Wilnianie mawiają: u doktor Strużanowskiej pół Wilna się urodziło. Pani Hanka zawsze w takiej sytuacji uśmiecha się swym dobrym uśmiechem i dodaje: „To przesada…”.

Dom jest jak zawsze gościnny. Spotykamy się w domu Hanki – mówią dawni koledzy klasowi. Spotykają się tu inicjatorzy wydania monografii o pierwszym polskim gimnazjum w powojennym Wilnie – Piątce – dziś im. Joachima Lelewela…


Postscriptum

Szanowna Pani Doktor Hanna Strużanowska – Balsiene

W imieniu Kapituły Orderu Ecce Homo mam zaszczyt poinformować Panią Doktor, że w dniu 2012-10-23 w Zamku Królewskim na Wawelu w Krakowie odbyło się posiedzenie Kapituły naszego Orderu.

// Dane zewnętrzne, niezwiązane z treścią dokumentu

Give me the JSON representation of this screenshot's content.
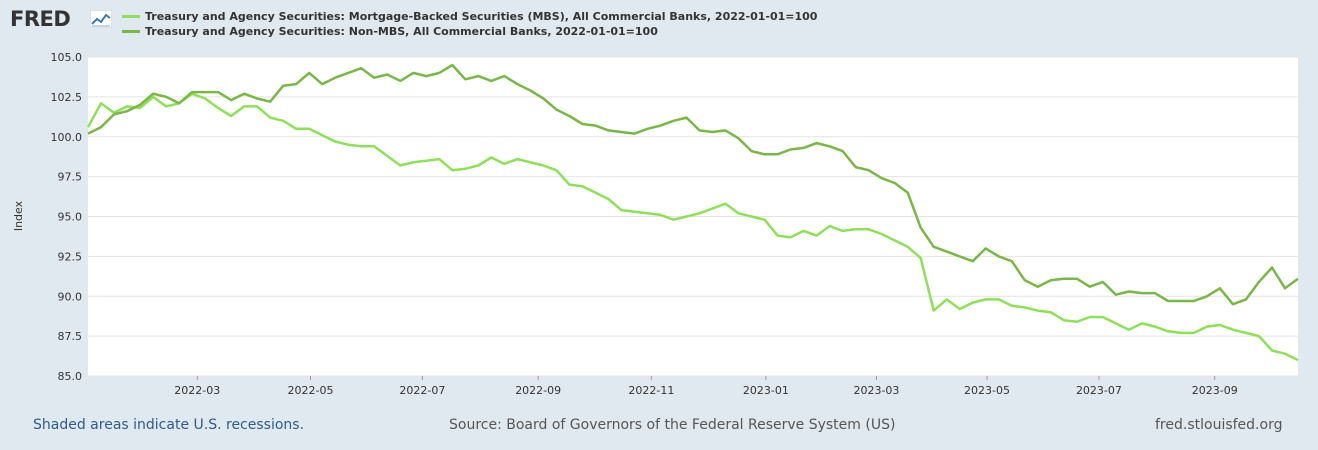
{
  "header": {
    "logo_text": "FRED",
    "logo_icon": "fred-chart-icon"
  },
  "footer": {
    "recessions_note": "Shaded areas indicate U.S. recessions.",
    "source": "Source: Board of Governors of the Federal Reserve System (US)",
    "site": "fred.stlouisfed.org"
  },
  "colors": {
    "series1": "#8ee05a",
    "series2": "#7ab648",
    "grid": "#e4e4e4",
    "background": "#e1e9f0"
  },
  "chart_data": {
    "type": "line",
    "title": "",
    "xlabel": "",
    "ylabel": "Index",
    "ylim": [
      85.0,
      105.0
    ],
    "yticks": [
      "85.0",
      "87.5",
      "90.0",
      "92.5",
      "95.0",
      "97.5",
      "100.0",
      "102.5",
      "105.0"
    ],
    "xticks": [
      {
        "label": "2022-03",
        "week": 8.4
      },
      {
        "label": "2022-05",
        "week": 17.1
      },
      {
        "label": "2022-07",
        "week": 25.7
      },
      {
        "label": "2022-09",
        "week": 34.6
      },
      {
        "label": "2022-11",
        "week": 43.3
      },
      {
        "label": "2023-01",
        "week": 52.1
      },
      {
        "label": "2023-03",
        "week": 60.6
      },
      {
        "label": "2023-05",
        "week": 69.1
      },
      {
        "label": "2023-07",
        "week": 77.7
      },
      {
        "label": "2023-09",
        "week": 86.6
      }
    ],
    "x_range": [
      0,
      93
    ],
    "grid": true,
    "legend_position": "top-left",
    "series": [
      {
        "name": "Treasury and Agency Securities: Mortgage-Backed Securities (MBS), All Commercial Banks, 2022-01-01=100",
        "color": "#8ee05a",
        "values": [
          100.6,
          102.1,
          101.5,
          101.9,
          101.8,
          102.5,
          101.9,
          102.1,
          102.7,
          102.4,
          101.8,
          101.3,
          101.9,
          101.9,
          101.2,
          101.0,
          100.5,
          100.5,
          100.1,
          99.7,
          99.5,
          99.4,
          99.4,
          98.8,
          98.2,
          98.4,
          98.5,
          98.6,
          97.9,
          98.0,
          98.2,
          98.7,
          98.3,
          98.6,
          98.4,
          98.2,
          97.9,
          97.0,
          96.9,
          96.5,
          96.1,
          95.4,
          95.3,
          95.2,
          95.1,
          94.8,
          95.0,
          95.2,
          95.5,
          95.8,
          95.2,
          95.0,
          94.8,
          93.8,
          93.7,
          94.1,
          93.8,
          94.4,
          94.1,
          94.2,
          94.2,
          93.9,
          93.5,
          93.1,
          92.4,
          89.1,
          89.8,
          89.2,
          89.6,
          89.8,
          89.8,
          89.4,
          89.3,
          89.1,
          89.0,
          88.5,
          88.4,
          88.7,
          88.7,
          88.3,
          87.9,
          88.3,
          88.1,
          87.8,
          87.7,
          87.7,
          88.1,
          88.2,
          87.9,
          87.7,
          87.5,
          86.6,
          86.4,
          86.0
        ]
      },
      {
        "name": "Treasury and Agency Securities: Non-MBS, All Commercial Banks, 2022-01-01=100",
        "color": "#7ab648",
        "values": [
          100.2,
          100.6,
          101.4,
          101.6,
          102.0,
          102.7,
          102.5,
          102.1,
          102.8,
          102.8,
          102.8,
          102.3,
          102.7,
          102.4,
          102.2,
          103.2,
          103.3,
          104.0,
          103.3,
          103.7,
          104.0,
          104.3,
          103.7,
          103.9,
          103.5,
          104.0,
          103.8,
          104.0,
          104.5,
          103.6,
          103.8,
          103.5,
          103.8,
          103.3,
          102.9,
          102.4,
          101.7,
          101.3,
          100.8,
          100.7,
          100.4,
          100.3,
          100.2,
          100.5,
          100.7,
          101.0,
          101.2,
          100.4,
          100.3,
          100.4,
          99.9,
          99.1,
          98.9,
          98.9,
          99.2,
          99.3,
          99.6,
          99.4,
          99.1,
          98.1,
          97.9,
          97.4,
          97.1,
          96.5,
          94.3,
          93.1,
          92.8,
          92.5,
          92.2,
          93.0,
          92.5,
          92.2,
          91.0,
          90.6,
          91.0,
          91.1,
          91.1,
          90.6,
          90.9,
          90.1,
          90.3,
          90.2,
          90.2,
          89.7,
          89.7,
          89.7,
          90.0,
          90.5,
          89.5,
          89.8,
          90.9,
          91.8,
          90.5,
          91.1
        ]
      }
    ]
  }
}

Pięcioosobowa Kapituła w składzie: 1. Siostra prof. Zofia Zdybicka - arbiter Kapituły, filozof religii z KUL w Lublinie; 2. Prof. Jan Ostrowski - arbiter Kapituły, dyrektor Zamku Królewskiego na Wawelu; 3. Prof. Józef Lipiec – arbiter Kapituły, filozof UJ w Krakowie; 4. Ks. pastor Roman Pawlas – sekretarz Kapituły; 5. Dariusz Walczak – Kanclerz Kapituły, postanowiła jednogłośnie nadać odznaczenia sześciorgu nominatom, w liczbie których znalazła się również Pani Osoba.

Tegorocznymi laureatami zostali:

1. Pani Elizabeth Nottenkemper - działaczka charytatywna z Lunen k/ Dortmundu;

2. Pani dr Anna Orońska - wybitna lekarka medycyny paliatywnej z Wrocławia;

3. Pani dr Hanna Strużanowska-Balsiene - wybitna lekarka, animatorka kultury i polskości w Wilnie, autorytet moralny zarówno dla Litwinów jak i litewskich Polaków;

4. Pani Helena (Eleni) Tzoka – wybitna piosenkarka, animatorka ruchu artystycznego więźniów, działaczka charytatywna;

5. Pan prof. Stefan Niemczyk – wspaniały człowiek i znakomity architekt;

6. Pan kap. lot. Tadeusz Wrona – wybitny lotnik, który lądując bez podwozia w dniu 1 listopada 2011 roku uratował życie załogi i pasażerów (231 osób) lotu 016.

Order nasz został ustanowiony 1997-09-01 i nadawany jest za niekoniunkturalną i konsekwentną miłość bliźniego; jest to wyróżnienie dla tych, którzy wiążą swe życie z działalnością na rzecz osób potrzebujących pomocy.

Kanclerz Kapituły Orderu Ecce Homo

Dariusz Walczak
Halina Jotkiałło

Na zdjęciach: Janina Strużanowska, lekarka, założycielka pierwszego w powojennym Wilnie polskiego zespołu teatralnego; gen. Edmund Mieczysław Strużanowski; dwumiesięczny Aleksander w objęciach prababci Hanny Strużanowskie-Balsiene - to już szóste pokolenie mieszkańców domu.